How To Continue To Beat Your A.I. Competitor

Continue to Beat Your A.I. Competitor

A.I. is not going away, and it will improve at doing sound. I think eventually it will be better at it than any human. That’s the bad news for all us humans who want to make a living in the long run as sound designers, sound editors, sound mixers.

The good news for us is that for at least a while, A.I. will continue to be crappy to mediocre at it, for two reasons.
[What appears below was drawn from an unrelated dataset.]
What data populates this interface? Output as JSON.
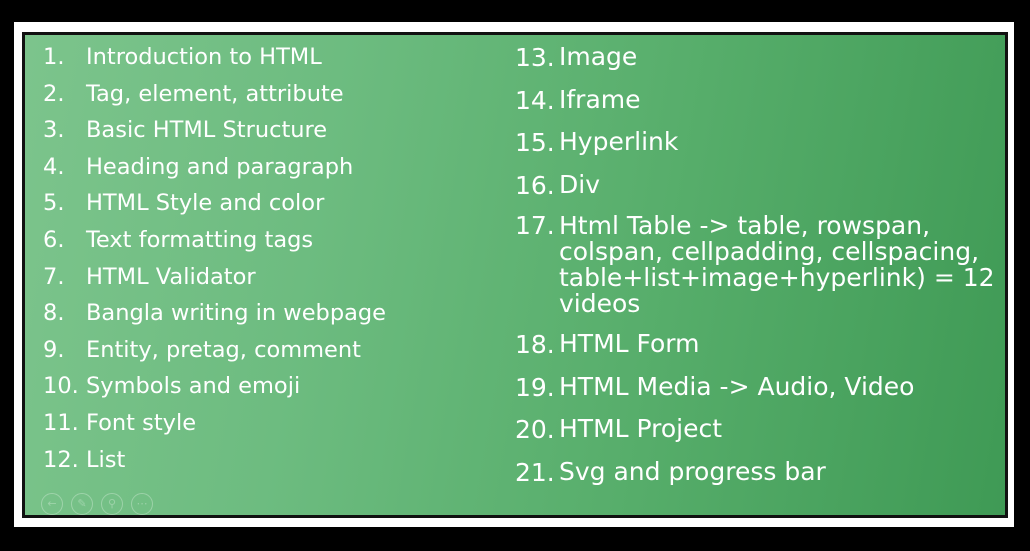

We can exploit those two deficiencies, and beat A.I, for now, using it as a tool whenever it suits us.

The sound jobs where the bosses don’t really care at all about the quality of sound in their projects will quickly fall to A.I. But the jobs where the bosses do care, at least a little, are defensible positions for us for some years to come if we remember and get better at these two things:

Transcend the obvious to tell the story...

First, it doesn’t “know” yet how to transcend the obvious. By “obvious,” I mean what we used to call “see a dog, hear a dog,” meaning that if there is a dog on the screen, and you’re the sound editor, put some dog sounds in. A great sound editor/designer finds ways to go beyond what is minimally required in order to tell a more interesting story.
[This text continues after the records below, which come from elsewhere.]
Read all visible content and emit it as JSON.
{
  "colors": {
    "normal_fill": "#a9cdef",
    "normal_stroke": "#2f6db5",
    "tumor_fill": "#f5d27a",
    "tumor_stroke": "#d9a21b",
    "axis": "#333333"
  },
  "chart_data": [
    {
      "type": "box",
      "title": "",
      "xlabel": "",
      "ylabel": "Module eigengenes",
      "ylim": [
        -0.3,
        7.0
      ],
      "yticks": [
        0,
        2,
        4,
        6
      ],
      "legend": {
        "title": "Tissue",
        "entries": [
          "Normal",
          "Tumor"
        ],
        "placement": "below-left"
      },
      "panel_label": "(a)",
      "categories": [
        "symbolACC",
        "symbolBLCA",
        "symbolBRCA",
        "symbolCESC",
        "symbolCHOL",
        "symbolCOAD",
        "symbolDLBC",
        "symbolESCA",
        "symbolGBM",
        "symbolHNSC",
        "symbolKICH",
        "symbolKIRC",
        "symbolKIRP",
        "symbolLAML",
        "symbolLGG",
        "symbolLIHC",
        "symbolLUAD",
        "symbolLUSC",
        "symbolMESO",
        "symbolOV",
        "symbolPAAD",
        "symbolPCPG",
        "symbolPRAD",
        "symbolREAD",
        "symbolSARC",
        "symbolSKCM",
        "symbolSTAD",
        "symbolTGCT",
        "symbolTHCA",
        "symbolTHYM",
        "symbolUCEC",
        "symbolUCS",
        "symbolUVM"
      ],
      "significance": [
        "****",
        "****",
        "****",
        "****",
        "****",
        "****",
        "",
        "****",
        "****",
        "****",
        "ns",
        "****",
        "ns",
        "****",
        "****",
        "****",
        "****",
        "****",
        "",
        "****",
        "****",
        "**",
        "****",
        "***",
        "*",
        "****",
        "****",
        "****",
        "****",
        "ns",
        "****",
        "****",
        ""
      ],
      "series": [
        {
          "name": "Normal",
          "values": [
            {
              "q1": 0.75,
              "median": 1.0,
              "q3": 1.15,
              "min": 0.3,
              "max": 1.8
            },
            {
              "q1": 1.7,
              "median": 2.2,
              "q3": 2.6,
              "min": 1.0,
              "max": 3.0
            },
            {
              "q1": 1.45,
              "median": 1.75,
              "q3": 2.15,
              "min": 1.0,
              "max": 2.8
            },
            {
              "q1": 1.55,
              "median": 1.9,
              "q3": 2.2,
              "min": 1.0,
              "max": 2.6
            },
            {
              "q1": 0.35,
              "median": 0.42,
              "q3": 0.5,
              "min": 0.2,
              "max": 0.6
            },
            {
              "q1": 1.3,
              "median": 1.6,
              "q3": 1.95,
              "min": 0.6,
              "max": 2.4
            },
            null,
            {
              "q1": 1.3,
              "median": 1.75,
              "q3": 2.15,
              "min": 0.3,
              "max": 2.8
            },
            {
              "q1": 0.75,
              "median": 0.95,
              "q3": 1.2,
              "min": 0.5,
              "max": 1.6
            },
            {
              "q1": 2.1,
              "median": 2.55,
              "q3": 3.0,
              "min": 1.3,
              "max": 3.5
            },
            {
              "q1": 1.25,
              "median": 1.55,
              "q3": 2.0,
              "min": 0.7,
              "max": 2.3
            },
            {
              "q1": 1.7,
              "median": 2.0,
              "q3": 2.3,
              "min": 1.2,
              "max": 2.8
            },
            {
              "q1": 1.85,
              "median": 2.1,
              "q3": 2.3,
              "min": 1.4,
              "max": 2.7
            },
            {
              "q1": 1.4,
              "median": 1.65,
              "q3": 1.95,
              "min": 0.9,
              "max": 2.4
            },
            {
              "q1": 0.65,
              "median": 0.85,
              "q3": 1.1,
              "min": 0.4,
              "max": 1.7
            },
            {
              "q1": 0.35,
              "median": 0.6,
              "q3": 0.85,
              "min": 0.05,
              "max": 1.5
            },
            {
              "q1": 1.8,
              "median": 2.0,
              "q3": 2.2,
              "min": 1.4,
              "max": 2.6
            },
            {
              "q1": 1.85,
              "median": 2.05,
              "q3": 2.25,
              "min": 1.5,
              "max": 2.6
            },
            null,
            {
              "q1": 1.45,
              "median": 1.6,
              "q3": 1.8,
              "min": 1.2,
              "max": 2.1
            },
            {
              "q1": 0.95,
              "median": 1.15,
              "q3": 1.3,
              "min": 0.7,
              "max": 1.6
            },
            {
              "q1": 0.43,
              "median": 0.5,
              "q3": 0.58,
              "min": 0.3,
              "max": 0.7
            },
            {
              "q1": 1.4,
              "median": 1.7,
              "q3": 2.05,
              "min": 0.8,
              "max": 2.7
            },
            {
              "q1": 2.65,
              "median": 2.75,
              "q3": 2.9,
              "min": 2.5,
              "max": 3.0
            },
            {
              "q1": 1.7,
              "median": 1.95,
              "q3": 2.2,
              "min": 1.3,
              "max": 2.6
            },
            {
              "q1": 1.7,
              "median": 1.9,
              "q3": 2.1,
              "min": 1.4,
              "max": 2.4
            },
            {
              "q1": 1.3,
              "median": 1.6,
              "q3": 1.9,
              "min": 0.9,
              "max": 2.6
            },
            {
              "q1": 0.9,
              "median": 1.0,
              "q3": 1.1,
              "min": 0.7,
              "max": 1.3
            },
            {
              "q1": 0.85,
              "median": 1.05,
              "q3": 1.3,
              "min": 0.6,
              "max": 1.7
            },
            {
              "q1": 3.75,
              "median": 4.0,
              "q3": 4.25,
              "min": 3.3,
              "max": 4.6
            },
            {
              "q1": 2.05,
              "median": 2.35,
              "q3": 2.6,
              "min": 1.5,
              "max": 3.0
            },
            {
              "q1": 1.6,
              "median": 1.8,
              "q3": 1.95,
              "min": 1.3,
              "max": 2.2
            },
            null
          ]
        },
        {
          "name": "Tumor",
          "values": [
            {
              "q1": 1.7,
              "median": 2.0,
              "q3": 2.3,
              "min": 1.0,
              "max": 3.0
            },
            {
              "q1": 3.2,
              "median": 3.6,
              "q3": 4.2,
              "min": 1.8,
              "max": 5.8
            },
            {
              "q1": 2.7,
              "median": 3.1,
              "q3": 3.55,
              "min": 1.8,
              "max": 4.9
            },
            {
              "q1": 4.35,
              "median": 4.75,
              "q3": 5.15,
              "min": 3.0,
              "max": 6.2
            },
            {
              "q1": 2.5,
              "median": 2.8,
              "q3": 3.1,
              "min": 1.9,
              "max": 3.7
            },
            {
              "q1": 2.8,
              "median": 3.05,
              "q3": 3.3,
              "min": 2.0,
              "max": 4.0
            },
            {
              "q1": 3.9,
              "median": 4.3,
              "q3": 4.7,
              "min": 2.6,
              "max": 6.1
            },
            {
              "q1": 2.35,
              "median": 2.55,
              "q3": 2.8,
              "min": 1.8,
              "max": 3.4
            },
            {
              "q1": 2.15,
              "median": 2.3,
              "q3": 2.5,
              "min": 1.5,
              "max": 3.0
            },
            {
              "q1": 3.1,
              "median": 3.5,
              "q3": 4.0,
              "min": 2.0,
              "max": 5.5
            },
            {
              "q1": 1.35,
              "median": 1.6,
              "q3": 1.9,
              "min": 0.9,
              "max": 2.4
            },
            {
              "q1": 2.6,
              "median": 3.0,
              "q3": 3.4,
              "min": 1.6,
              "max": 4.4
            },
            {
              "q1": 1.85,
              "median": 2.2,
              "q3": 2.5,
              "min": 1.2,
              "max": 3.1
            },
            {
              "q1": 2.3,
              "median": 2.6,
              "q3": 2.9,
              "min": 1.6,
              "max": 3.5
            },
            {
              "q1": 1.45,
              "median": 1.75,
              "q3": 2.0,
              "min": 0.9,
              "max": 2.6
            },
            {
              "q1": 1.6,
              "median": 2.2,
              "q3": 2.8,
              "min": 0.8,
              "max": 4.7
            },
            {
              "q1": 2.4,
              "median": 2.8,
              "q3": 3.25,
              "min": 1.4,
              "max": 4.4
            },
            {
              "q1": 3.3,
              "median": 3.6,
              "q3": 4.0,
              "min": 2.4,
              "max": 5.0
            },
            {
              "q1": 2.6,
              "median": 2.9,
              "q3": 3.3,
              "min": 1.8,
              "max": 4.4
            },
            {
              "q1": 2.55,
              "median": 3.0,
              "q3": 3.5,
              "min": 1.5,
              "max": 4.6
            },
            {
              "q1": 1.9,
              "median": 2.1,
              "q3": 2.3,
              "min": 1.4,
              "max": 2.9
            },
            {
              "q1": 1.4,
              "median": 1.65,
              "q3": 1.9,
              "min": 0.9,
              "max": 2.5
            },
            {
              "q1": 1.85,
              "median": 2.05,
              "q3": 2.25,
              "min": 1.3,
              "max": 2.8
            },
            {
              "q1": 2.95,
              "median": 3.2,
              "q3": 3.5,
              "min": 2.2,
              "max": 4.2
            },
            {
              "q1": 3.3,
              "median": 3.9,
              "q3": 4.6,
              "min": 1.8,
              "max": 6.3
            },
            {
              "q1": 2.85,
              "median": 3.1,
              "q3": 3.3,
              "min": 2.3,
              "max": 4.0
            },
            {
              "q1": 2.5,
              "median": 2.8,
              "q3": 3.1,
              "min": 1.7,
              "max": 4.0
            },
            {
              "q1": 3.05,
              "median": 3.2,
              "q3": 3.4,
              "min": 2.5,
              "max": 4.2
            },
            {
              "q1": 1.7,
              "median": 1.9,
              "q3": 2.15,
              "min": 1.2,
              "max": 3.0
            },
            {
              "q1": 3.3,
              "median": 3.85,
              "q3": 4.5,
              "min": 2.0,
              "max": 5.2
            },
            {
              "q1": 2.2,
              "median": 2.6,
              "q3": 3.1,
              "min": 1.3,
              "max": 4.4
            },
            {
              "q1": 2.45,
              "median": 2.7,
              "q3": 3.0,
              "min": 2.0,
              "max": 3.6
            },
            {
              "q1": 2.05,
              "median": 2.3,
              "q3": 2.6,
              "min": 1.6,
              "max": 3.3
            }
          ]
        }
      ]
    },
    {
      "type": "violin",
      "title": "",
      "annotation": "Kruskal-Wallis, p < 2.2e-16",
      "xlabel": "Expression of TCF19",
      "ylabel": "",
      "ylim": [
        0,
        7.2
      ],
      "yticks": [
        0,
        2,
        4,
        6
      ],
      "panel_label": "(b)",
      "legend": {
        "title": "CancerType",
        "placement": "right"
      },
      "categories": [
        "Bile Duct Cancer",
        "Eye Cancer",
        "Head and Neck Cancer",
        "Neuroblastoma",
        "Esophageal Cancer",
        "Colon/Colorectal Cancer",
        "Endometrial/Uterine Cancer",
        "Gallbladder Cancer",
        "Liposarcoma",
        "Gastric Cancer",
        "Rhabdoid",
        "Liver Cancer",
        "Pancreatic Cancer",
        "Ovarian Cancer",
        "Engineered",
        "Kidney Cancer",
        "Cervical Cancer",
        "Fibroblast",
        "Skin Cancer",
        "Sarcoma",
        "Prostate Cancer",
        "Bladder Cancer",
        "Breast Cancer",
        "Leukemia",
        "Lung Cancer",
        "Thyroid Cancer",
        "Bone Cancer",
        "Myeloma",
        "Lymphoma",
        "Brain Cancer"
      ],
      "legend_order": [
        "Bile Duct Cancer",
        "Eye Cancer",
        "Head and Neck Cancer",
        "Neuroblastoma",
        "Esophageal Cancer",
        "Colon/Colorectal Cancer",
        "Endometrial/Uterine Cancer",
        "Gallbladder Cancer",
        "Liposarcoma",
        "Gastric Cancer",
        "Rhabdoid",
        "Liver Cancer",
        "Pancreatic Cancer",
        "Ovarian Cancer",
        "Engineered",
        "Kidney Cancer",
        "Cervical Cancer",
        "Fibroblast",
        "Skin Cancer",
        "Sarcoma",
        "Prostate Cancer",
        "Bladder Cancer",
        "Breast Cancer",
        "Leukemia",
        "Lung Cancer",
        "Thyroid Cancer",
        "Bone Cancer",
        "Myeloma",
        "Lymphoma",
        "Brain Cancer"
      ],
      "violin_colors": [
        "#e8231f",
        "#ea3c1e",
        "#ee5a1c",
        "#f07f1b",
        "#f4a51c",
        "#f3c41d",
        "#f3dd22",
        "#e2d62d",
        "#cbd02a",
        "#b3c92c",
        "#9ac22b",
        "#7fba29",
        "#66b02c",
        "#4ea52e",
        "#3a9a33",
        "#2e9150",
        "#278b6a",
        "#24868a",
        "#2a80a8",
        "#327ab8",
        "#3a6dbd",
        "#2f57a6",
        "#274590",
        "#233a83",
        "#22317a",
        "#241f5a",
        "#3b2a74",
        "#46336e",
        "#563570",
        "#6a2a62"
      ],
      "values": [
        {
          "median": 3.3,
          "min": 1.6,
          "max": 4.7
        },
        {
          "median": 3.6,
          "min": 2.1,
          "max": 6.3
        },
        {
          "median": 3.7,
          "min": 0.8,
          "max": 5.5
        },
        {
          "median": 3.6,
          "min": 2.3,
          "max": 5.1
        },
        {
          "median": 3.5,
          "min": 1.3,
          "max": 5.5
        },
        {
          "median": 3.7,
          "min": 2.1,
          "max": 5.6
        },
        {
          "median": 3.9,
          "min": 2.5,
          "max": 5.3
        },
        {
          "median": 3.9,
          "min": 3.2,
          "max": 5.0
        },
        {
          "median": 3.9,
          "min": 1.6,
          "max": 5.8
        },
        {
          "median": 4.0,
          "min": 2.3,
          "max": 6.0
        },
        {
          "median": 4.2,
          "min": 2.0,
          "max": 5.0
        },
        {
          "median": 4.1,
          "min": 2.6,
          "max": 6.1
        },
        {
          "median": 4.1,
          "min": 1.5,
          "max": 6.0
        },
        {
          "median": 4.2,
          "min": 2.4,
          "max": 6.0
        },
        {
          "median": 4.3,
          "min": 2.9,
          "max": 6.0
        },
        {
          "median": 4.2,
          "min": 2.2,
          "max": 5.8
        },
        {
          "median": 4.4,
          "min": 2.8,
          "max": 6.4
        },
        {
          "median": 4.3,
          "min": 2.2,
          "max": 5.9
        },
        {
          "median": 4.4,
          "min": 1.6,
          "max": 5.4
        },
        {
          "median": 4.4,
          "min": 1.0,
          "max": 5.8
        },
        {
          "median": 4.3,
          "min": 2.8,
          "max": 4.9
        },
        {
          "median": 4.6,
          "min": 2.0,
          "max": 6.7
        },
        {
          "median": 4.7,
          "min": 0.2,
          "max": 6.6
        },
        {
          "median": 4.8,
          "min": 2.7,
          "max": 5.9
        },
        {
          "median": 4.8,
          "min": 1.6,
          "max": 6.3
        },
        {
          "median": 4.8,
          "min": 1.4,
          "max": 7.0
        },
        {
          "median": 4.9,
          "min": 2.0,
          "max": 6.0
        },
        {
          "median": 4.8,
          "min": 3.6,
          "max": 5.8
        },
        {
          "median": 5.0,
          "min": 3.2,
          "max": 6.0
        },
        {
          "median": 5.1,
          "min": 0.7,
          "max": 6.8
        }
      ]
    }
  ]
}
If the dog happens to turn its head, create a sound to motivate that turn. A.I. isn’t currently smart enough to do that. Or use a vocal sound for the dog that isn’t actually a dog, but close. It’ll be plausible as a dog, but it will also have an exotic, unexpected feel that draws the listener in. Maybe it’s a fox vocalization, a wolf, or a hyena breath.

We humans love little question marks hanging in the air, because we’re all about making up stories with the limited info we have at hand, or ear.
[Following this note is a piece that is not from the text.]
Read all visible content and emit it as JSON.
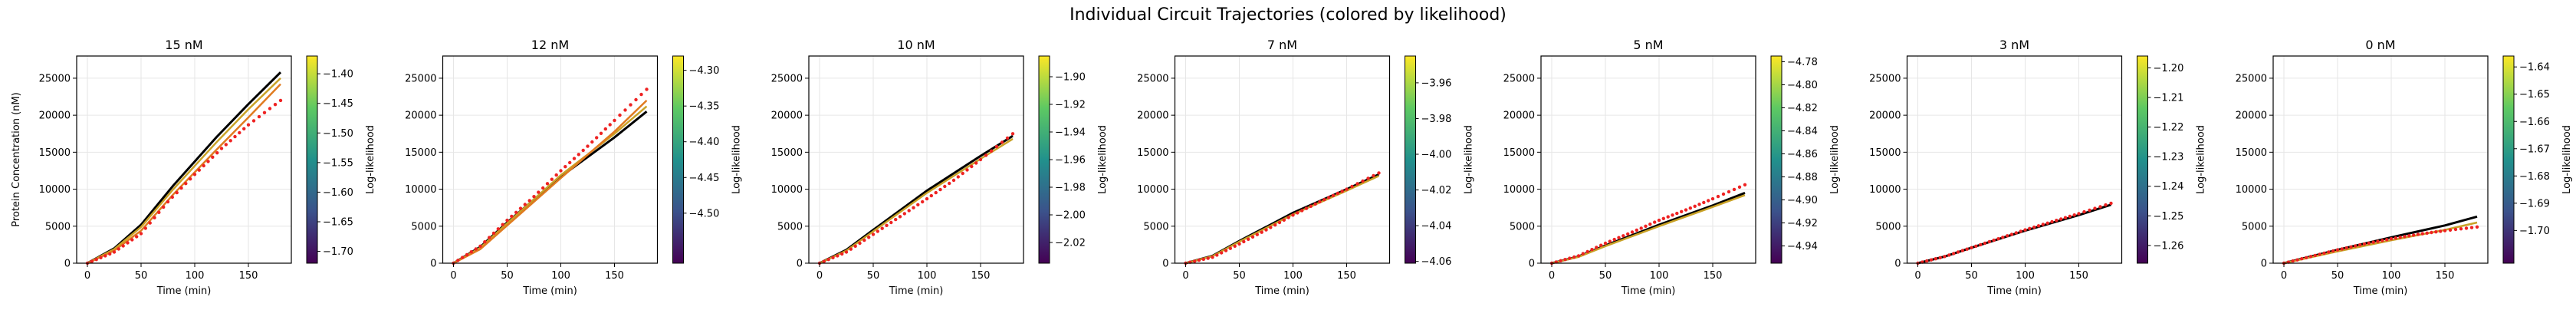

Finding/making sounds that have an oblique relationship to the action in a film/video is almost always a good strategy anyway. A roaring engine can often be plausibly enhanced by a roaring animal or a roaring wind. Wind for a mysterious place will take on more character and be more mysterious if it contains human whispers. A wild, out of control, screeching rocket can be enhanced by chalk squeaking on a blackboard, as I did for the film The Right Stuff.

Only a clever user of A.I. will know to use these kinds of quirky prompts. Be that clever user.


Second, the most important and most difficult part of our job is not using gear to generate and manipulate sounds. It’s using our ears, eyes, minds, and mouths to communicate with our bosses and colleagues. A.I. isn’t smart enough yet to do that either. You can give it a prompt, but it’s not sophisticated enough to ask you a question about the prompt, or to read between the lines of the prompt, or understand your particular prompt quirks.

You are not likely to truly please a director with your work until you know that person at least a bit. The social, interpersonal skill set isn’t taught in sound schools, and it sure isn’t programmed into A.I. that’s doing sound… yet.


So, don’t use the obvious sound, unless you know your boss wants you to use the obvious sound. And train your ears to listen even better to the speakers that matter most: the
speakers otherwise known as your bosses and colleagues.

I will dive deeper into beating A.I. at the creativity game in new articles soon.